Parece que aguardam de mim
Uma fala inusitada,
Recitativo oficial
Que reunisse ao familiar uma revelação
Contente,
Como se eu fosse um pássaro
Dentro do ovo transparente do dia,
E lhe rompesse a casca como um raio de luz
Ainda mais luminoso do que o ambiente.

Às vezes um estranho me pára na rua
E põe-se a fazer um gesto de maestro
Penteando o ar para determinar a cadência
Sobre a qual iniciarei a música:

- O que temos para hoje? Vamos homem!
Comece a cantar!

Não, meu senhor, tenho dentro de mim uma canção
Tão triste...
E é para a tua alegria que não sou profeta
E não a poço tornar audível.
Tu não me serias solidário, ninguém seria.
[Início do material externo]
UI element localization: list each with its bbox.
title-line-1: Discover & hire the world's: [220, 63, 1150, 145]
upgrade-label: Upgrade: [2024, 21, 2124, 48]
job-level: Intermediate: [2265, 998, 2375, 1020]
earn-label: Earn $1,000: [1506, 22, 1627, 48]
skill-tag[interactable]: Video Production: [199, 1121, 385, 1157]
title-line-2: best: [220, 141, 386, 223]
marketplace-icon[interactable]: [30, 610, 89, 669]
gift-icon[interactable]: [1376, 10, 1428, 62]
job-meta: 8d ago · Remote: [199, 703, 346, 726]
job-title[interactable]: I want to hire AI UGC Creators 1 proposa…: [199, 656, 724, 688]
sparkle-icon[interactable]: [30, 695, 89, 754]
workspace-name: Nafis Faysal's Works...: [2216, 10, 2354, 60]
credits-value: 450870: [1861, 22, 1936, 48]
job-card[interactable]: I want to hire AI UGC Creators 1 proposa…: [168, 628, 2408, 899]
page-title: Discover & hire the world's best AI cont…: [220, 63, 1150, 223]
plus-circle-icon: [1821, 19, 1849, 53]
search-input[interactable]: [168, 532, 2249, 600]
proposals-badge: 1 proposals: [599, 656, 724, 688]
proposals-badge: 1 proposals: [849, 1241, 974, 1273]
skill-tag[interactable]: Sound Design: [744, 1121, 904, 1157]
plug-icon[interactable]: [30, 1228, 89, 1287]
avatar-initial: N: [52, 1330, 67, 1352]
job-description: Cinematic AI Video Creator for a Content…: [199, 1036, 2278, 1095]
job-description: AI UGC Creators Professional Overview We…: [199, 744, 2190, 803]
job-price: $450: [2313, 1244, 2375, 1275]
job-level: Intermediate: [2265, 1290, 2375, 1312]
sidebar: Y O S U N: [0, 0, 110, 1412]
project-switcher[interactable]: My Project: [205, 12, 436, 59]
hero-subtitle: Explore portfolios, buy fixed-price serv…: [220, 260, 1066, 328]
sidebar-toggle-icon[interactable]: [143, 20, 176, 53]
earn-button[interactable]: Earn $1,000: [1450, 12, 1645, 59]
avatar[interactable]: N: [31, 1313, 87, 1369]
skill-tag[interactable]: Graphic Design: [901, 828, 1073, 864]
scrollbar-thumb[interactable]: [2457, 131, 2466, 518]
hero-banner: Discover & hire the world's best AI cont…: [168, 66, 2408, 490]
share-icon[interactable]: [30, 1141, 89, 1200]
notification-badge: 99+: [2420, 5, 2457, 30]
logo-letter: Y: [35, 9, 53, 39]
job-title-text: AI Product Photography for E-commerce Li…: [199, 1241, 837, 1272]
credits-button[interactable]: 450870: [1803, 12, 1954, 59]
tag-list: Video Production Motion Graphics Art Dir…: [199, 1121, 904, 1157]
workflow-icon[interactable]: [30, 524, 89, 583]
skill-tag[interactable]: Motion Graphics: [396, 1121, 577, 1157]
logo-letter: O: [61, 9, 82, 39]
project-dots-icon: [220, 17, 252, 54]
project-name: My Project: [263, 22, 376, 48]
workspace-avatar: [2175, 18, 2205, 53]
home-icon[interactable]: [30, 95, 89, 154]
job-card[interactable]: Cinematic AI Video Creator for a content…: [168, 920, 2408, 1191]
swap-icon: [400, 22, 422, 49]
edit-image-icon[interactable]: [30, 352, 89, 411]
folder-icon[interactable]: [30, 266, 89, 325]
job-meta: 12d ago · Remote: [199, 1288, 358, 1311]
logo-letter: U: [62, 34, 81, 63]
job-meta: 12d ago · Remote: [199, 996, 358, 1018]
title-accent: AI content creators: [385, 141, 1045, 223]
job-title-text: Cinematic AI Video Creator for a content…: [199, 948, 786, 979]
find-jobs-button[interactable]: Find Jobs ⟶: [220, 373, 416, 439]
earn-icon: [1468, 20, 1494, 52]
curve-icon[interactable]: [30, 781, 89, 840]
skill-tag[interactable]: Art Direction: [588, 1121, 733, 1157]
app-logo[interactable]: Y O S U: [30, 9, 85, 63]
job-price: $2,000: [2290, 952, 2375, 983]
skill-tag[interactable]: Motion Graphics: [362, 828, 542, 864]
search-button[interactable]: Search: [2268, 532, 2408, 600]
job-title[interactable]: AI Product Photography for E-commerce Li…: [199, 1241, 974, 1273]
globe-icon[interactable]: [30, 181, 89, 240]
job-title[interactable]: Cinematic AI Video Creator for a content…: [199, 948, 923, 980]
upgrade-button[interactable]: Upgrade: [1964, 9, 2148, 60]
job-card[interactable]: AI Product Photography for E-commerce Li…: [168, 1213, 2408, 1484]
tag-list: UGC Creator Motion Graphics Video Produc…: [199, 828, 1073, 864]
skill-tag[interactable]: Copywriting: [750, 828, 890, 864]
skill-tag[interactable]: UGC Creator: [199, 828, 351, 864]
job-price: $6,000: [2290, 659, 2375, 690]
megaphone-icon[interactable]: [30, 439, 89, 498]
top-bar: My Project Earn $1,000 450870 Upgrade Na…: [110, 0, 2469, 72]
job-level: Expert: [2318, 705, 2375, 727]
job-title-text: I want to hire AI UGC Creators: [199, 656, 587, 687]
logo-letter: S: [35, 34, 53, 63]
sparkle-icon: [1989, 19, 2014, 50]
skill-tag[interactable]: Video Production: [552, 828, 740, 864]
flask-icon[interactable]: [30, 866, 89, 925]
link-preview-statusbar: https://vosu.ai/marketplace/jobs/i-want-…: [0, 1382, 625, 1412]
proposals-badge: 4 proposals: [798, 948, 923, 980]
Mas deixa-me chegar à praça,
Sentar-me num banco solitário
A aguardar que algum deus zombeteiro
Espane do alto um dicionário universal.
E será lindo,
Essa chuva particular só sobre mim caindo,
As palavras como cinzas vulcânicas,
Ocultando-me sob camadas,
Transtornada a ordem alfabética.
Quando ouvires se espalhar a notícia desse rito,
Desse ofício,
Corre à praça para ver
O meu sepultamento público no silêncio,
Sob o enorme monturo
De todas as palavras existentes.


ANTES DO ALMOÇO

             Dedicado a Tuca Zamagna

Enquanto descasco
Abobrinhas italianas -
Zucchini! –
Reflito sobre Dante:
Serão duas poéticas
Conflitantes?

Não sei, mas me concentro
Na primeira
Antes que estrague o almoço
E tenha de ir a um restaurante.

Apêndice:
Este poema poderia
Ter outras versões condignas:

Fosse o poeta outra pessoa,
Seria o prato à moda do Porto;

Ou fosse um poeta gauche
E um acepipe mineiro;

Um arroz de carreteiro
Conviria para duelar
Com um poeta gaúcho;

Um oponente de luxo
Para Mallarmé?!
Fricassé!

Para Augusto dos Anjos
Poeta soturno de um Eu sozinho,
Poderia convir carne-de-sol
E arrumadinho?

Que pensar do russo Maiakovski?
Seria blasfemo opô-lo a strogonoff?

E Bashô? Arroz havia de consumir?
Haicaístas modernos é que apreciam
A extensão de uma bandeja de sushi;

Com João Cabral não se daria
Unívoca cozinha:
Seria uma paella
Ou algo oriundo da casa de farinha?
Pedra não há de ser,
Que, embora poética,
É dura de roer.

E com que prato devanearia
Junto a Charles Bukowski?
Uma sobremesa? Pudim de whisky?

Maior dilema estaria por vir:
O que pôr à mesa
Pensando em Blake ou Shakespeare?
A minha ignorância da cozinha inglesa...

Mas hei de parar por aqui
Embora muitos os poetas e os pratos,
Um Lorca, Poe, Baudelaire, Valéry...
Convém fechar o cardápio
Antes que me venha a dúvida
Sobre que poeta associar
Ao preparo do carpaccio...
Haveria algum perigo,
Vá que seja um poeta ainda vivo!


POR FALAR EM COZINHA

Falam tanto de poemas
E gavetas!
Os meus guardo-os no forno.
Editá-los seria levá-los à mesa?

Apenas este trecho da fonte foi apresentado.